Former Manchester United manager Sir Alex Ferguson wondered “how many sunny days I would see again” as he lay in hospital after suffering a brain haemorrhage at home in May 2018.
Ferguson, wife Cathy and sons Jason, Darren and Mark offer a detailed insight into how their lives were brought to a devastating halt in the film ‘Sir Alex Ferguson: Never Give In’, which premiered at a special screening by the Glasgow Film Festival on Saturday evening.
The film starts with the audio of the 999 call Jason made early on Saturday, 5 May following his dad’s collapse at home and ends with Ferguson’s emotional return to Old Trafford for the first time the following September.
‘My voice stopped’
Neurosurgeon Joshi George, who helped treat Ferguson after he was transported to Salford Royal Hospital with bleeding on the brain, told the film there was “an 80% chance” the Scot would not survive.
“There were five brain haemorrhages that day,” Ferguson says in the film. “Three died. Two survived. You know you are lucky.
“It was a beautiful day, I remember that. I wondered how many sunny days I would ever see again. I found that difficult.”
Ferguson, 79, initially feared he would lose his memory, then, after suffering a setback in his recovery after he had pushed himself and too many visitors had seen him at hospital, his “voice stopped”.
“I was trying to force it out but I couldn’t get it out,” he said. “One of the doctors came in and I was crying because I felt helpless.”
Ferguson worked with a speech therapist and his voice returned after 10 days.
He added: “I would have hated to lose my memory. It would have been a terrible burden on my family, if I was sitting in the house not knowing who I am.
“Two doctors came in and said, ‘write your family’s names, your friends’ names, your football teams’ names, your players’ names’. I just kept writing, writing and writing.”

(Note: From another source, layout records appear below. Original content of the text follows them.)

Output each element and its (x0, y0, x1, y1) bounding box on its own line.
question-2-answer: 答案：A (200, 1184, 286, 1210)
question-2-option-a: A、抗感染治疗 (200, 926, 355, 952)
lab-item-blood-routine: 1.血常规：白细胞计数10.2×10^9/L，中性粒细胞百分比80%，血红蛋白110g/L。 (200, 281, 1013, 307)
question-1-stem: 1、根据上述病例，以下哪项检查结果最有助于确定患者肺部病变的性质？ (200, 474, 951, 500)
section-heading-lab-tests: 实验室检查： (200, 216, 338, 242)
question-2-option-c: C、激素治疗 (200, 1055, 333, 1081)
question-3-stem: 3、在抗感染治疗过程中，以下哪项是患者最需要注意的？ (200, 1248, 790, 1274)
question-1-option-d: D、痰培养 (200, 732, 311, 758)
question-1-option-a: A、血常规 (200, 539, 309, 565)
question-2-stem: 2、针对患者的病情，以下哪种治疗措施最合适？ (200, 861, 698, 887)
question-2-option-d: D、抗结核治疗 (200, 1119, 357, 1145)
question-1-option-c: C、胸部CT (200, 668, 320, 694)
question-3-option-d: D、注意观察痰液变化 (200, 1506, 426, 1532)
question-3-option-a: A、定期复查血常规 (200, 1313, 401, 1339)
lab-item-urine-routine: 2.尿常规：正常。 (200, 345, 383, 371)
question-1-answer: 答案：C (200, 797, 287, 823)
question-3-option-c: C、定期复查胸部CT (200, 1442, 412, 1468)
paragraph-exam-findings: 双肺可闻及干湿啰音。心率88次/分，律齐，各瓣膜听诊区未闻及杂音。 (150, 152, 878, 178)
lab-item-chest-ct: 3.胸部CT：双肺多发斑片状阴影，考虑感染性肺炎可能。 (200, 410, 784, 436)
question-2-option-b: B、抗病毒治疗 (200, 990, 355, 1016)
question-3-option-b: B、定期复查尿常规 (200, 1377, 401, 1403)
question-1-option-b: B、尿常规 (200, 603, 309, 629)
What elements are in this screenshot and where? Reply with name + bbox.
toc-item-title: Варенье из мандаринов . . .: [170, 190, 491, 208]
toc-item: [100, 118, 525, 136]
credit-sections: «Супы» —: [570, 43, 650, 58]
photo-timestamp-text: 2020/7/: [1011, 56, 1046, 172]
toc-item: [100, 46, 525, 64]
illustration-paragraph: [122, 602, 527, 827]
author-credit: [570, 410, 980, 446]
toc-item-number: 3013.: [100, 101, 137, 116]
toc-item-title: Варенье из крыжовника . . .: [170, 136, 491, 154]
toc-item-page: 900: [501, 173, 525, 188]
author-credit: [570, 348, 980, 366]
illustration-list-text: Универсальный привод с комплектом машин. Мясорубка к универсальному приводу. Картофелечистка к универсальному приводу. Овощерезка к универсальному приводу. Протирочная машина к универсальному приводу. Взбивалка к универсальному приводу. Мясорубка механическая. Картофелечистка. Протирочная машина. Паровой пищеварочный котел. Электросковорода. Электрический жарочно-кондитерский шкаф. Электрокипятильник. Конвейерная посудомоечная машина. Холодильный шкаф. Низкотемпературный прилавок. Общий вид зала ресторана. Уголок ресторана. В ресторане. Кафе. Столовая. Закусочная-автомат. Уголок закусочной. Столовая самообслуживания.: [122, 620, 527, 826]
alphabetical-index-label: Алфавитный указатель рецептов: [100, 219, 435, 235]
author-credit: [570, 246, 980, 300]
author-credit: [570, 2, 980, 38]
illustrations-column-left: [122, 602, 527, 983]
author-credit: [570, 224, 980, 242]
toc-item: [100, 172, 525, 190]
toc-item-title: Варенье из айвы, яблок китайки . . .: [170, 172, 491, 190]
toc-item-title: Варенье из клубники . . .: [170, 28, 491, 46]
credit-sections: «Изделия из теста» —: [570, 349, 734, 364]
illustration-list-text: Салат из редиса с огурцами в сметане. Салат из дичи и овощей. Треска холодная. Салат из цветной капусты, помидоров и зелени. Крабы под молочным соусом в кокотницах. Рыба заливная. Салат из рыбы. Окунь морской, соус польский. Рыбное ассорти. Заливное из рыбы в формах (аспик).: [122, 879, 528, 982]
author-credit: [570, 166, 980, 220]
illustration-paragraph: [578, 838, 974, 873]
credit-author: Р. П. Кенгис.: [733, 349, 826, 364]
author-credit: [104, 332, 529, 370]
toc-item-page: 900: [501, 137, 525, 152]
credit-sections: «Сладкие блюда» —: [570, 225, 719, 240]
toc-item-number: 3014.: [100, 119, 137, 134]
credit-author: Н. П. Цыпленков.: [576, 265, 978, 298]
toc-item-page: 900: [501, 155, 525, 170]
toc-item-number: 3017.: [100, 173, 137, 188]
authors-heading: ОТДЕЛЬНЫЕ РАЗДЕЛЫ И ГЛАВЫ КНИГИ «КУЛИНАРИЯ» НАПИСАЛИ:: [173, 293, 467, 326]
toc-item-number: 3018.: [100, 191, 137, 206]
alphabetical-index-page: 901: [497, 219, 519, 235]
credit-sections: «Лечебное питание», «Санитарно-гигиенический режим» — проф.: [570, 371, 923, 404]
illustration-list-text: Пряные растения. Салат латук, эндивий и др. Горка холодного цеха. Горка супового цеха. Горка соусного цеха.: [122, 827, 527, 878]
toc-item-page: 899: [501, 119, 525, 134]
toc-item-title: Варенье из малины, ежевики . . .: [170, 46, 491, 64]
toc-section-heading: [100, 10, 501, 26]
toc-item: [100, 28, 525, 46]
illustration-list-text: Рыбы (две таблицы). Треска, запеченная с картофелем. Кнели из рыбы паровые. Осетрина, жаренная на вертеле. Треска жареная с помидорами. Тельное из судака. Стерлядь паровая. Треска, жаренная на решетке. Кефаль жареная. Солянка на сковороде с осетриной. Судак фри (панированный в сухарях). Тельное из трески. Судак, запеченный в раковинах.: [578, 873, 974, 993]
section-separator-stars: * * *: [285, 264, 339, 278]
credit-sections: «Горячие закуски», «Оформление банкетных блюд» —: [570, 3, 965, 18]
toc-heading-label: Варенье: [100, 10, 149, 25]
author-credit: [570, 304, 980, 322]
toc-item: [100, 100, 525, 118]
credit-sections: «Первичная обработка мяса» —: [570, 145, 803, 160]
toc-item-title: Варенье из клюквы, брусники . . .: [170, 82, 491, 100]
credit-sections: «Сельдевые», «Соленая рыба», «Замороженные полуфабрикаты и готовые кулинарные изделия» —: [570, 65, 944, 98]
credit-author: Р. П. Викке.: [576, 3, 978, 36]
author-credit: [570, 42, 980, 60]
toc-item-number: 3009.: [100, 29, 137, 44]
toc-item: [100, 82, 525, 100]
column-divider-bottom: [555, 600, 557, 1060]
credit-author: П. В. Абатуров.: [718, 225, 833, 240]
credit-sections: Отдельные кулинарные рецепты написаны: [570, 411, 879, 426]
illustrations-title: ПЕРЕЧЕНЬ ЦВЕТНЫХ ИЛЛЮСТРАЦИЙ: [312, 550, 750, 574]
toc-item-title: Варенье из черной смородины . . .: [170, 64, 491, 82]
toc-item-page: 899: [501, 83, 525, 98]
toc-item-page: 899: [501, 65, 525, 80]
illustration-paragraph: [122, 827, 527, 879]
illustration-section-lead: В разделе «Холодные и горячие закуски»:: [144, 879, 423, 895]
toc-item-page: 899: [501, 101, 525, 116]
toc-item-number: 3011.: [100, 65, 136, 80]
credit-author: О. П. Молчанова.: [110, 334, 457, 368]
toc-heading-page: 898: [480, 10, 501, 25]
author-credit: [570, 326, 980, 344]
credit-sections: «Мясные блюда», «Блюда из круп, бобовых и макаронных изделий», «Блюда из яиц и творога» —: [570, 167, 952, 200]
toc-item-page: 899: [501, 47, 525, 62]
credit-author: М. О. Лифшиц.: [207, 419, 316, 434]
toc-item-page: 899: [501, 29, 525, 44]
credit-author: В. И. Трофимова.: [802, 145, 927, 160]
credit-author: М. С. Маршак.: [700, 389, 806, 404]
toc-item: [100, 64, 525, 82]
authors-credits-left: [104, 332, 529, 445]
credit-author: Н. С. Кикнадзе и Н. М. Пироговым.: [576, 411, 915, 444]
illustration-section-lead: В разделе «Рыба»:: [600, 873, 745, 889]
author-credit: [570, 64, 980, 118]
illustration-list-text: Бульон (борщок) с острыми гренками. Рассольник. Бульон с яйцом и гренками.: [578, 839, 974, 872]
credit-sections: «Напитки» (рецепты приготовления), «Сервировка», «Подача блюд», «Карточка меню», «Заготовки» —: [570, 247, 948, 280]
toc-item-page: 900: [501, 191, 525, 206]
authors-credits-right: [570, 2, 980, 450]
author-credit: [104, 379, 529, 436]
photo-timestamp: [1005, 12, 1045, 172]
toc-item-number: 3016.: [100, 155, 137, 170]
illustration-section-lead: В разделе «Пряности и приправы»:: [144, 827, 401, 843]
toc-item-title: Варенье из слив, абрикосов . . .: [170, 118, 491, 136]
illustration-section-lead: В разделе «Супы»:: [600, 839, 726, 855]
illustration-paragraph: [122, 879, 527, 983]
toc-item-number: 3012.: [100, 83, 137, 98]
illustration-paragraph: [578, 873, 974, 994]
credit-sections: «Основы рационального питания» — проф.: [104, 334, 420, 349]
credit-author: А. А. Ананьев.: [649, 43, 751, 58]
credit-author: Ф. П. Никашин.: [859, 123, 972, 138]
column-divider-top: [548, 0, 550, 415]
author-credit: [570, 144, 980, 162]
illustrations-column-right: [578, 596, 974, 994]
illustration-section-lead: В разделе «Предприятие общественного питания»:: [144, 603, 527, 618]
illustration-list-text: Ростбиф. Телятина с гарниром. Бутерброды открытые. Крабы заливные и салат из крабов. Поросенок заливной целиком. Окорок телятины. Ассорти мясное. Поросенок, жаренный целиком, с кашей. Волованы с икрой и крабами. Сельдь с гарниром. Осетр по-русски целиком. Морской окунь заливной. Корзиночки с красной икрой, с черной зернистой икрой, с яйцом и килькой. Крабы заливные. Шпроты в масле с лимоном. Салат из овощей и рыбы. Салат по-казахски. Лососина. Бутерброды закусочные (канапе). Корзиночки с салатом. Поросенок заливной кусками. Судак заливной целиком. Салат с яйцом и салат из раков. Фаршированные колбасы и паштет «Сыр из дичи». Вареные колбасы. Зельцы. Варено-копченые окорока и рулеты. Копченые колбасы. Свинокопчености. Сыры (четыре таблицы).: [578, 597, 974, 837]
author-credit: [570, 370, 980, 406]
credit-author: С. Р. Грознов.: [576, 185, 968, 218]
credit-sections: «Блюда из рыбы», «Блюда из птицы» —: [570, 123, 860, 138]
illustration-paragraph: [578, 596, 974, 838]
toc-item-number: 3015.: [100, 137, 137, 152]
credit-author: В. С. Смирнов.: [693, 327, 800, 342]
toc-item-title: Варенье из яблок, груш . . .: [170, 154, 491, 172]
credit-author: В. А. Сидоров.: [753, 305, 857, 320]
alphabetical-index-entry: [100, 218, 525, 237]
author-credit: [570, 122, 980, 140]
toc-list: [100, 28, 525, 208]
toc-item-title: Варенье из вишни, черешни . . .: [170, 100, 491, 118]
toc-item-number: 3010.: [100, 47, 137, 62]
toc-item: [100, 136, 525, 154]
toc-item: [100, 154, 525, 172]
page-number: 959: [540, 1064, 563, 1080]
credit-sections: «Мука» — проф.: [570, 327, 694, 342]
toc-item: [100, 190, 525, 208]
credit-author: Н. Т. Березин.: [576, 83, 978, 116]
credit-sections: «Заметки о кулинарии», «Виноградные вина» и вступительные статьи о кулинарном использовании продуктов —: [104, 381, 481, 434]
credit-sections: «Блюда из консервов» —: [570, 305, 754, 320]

Ferguson looked at some of the notes again for the purposes of the film and admitted it was “impossible to read”.
He said when he got home “all the things were bottled up inside me”.
“It was all opening up and spilling it all out. What you realise is, ‘what happens when you die?’
“I don’t remember anything. When I collapsed that Saturday morning, I have no idea what went on. People say I was sat up talking in Macclesfield Hospital before I went to Salford but I don’t remember a thing. I am not sure, when the moment comes and you do die, whether it is the best way to go.
“The moments when you are on your own, there is that fear and loneliness that creeps into your mind.
“You don’t want to die. That is where I was at. These things did flash through my mind quite a lot.”
What else did we learn?
Over 550 hours’ worth of material was gathered for the film, directed by son Jason, that tells the story of Ferguson’s life from his childhood in Glasgow, through to the 1999 Champions League final, which he calls “without a doubt, my greatest moment as a manager”.
Ferguson said the victory over Bayern Munich, when United came back from 1-0 down to win 2-1 with two goals in stoppage time, “exactly epitomised all my teams. All the qualities that got you there in the first place came out that night – never give in”.
There is previously unseen footage of Ferguson leading an apprentice march in 1960, when the shipyard workers went on strike to demand higher pay.
“There are moments in your life when you say, ‘I did something really worthwhile,'” he says, discussing his role in the strikes.
In a question and answer session after the film’s premiere, Ferguson was asked if he ever doubted he would achieve what he was trying for.
“There were periods when I went through a spell of not winning games but I was brought up in a working-class background,” he said. “Having doubts never surfaced with me. I was always positive about where I was going.
“The doubts came from other people, not from me.”
Ferguson won three Scottish Premier Division titles and the European Cup Winners’ Cup, among other trophies, during eight years with Aberdeen.
He then went on to become the longest-serving manager in Manchester United’s history, winning 38 trophies in 26 and a half years, including 13 Premier League titles and the Champions League twice.